Но однажды наступает неприятное прозрение: ты вдруг понимаешь, что, оказывается, стал рабом собственных убеждений, что коммунистическое равенство и братство – химера, что  результаты твоего труда на общую пользу уже давно делят без твоего участия и согласия. Ты начинаешь об этом говорить с соратниками, а тебе возмущённо отвечают, сыто икая: «Но ты же сам говорил, что каждый – по способностям. Мы так и работали – по способностям. Рядом с тобой. Способности у всех разные – по себе равнять нечего. И потребности тоже. Неужели сейчас ты идёшь на попятный? А ведь мы верили только в тебя. Ты предал наши общие идеалы! Ты же был для нас примером, а теперь мы все поняли, что на самом деле ты – предатель и отступник».

***

Лодка миновала балаган Дим Димыча, и мы с Иваном уже внимательнее приглядывались к незнакомым берегам Тетеи. Одно зимовье нам предстояло построить на правом берегу, рядом с устьем ручья Мандикит, два других – на левом. До наступления вечера мы уже не успевали добраться до пограничной точки наших владений на реке, а потому решили заночевать в балагане Ермолова. Заметить его с реки было невозможно, но Бирюк уже дважды в нём бывал в прошлом году и точно знал, где именно он находится.

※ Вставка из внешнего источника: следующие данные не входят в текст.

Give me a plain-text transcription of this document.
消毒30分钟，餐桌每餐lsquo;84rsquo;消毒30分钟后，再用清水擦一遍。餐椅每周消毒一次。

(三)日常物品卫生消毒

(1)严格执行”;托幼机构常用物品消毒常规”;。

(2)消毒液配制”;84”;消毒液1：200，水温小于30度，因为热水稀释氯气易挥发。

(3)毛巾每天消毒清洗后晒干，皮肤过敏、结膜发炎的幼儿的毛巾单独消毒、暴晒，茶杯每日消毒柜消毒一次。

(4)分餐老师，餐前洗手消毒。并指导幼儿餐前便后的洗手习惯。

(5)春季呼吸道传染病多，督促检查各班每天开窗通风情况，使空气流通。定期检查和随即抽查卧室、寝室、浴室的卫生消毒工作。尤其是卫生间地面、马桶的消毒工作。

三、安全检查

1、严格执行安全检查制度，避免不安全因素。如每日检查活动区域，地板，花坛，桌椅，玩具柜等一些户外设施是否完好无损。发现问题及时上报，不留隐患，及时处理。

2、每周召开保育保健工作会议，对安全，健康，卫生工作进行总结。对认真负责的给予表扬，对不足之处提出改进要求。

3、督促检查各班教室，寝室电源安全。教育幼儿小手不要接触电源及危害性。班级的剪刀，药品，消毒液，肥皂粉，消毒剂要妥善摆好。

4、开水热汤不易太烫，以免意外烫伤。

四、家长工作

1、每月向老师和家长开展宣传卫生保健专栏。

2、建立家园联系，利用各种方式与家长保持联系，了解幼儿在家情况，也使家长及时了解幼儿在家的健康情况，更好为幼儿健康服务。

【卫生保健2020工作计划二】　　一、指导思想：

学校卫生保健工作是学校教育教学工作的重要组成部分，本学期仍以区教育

Таёжный балаган – это, по сути дела, двускатный шалаш, в котором стены являются крышей. Но его строят не из веточек-жёрдочек и елового лапника, а из брёвен, проконопаченных мхом. Его покрывают пластинами еловой или лиственничной коры и обкладывают основание, для большего тепла, кусками дёрна, если таковой есть поблизости. В одном торце строения устаивается дверь, в противоположном – небольшое оконце, затянутое прозрачной плёнкой.
При известной сноровке и наличии маломальских плотничьих навыков на постройку подобного сооружения в одиночку уходит не более двух-трёх дней, если, конечно, подходить к делу с необходимой серьёзностью. А по-быстрому «сляпать» такое убежище можно и за день.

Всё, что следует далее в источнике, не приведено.